Прошедшее слилось с настоящим — и отныне сам человек в речи своей определяет, что прошло, а что по-прежнему существует как стоющее настоящее. Я сказал — я говорю — я скажу (буду говорить — совершенно другой смысл). «Говорю» только здесь и теперь, в прошлом и будущем не «говорю», а «раскрываю» смысл. Идеально-духовное отношение к миру изменяет модальности пожелания. Уже не «хочу» и не «желаю», но частные проявления воли выходят на первый план (от волѣти — прямая связь с божественной волей, на которую покушается современный человек). Проблема свободы становится основной, во многом потому, что не конкретно пища (не гобино) и не отвлеченно богатство (не имение), но совершенно абстрактно собственность (собина собѣ на о-соб-ицу) кажется главным достоинством человека в его свободе (тот же корень).
Модальности жизни медленным разворотом смысла переносят человека и в новый мир нравственных ценностей. То, что некогда, в «досюльные времена», представало как желательность, а в Средневековье в лучшем случае воспринималось как возможность, теперь с неизбежностью обернулось силой, известной своей непреклонностью: в необходимость.

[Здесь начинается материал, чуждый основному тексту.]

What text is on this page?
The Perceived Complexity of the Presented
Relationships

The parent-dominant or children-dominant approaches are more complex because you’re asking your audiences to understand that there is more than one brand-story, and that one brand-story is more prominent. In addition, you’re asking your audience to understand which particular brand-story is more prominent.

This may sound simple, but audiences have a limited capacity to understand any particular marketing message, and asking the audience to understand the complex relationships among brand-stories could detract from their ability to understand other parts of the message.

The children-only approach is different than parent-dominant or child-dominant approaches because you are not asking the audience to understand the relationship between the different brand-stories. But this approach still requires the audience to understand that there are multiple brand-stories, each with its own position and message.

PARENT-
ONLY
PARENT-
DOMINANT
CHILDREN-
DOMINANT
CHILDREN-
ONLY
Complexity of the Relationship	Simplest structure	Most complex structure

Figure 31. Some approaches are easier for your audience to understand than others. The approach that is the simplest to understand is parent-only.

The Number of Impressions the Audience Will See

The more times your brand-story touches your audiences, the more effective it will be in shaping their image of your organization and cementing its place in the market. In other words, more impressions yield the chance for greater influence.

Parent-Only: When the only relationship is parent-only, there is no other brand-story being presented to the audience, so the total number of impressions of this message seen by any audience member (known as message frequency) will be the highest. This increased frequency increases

Чем выше степень духовности в морали и отвлеченности в мысли, тем сильнее цепи, наложенные на жизнь и судьбу человека нравственными категориями и рассудочными схемами.
Человек закабален в своем разуме, но свободен еще — в чувстве. И он стоит на распутье: разумность морали — или нравственность чувства? Что предпочесть в разломе жизни между Добром и Злом, что выбрать в надежде Блага и Счастья?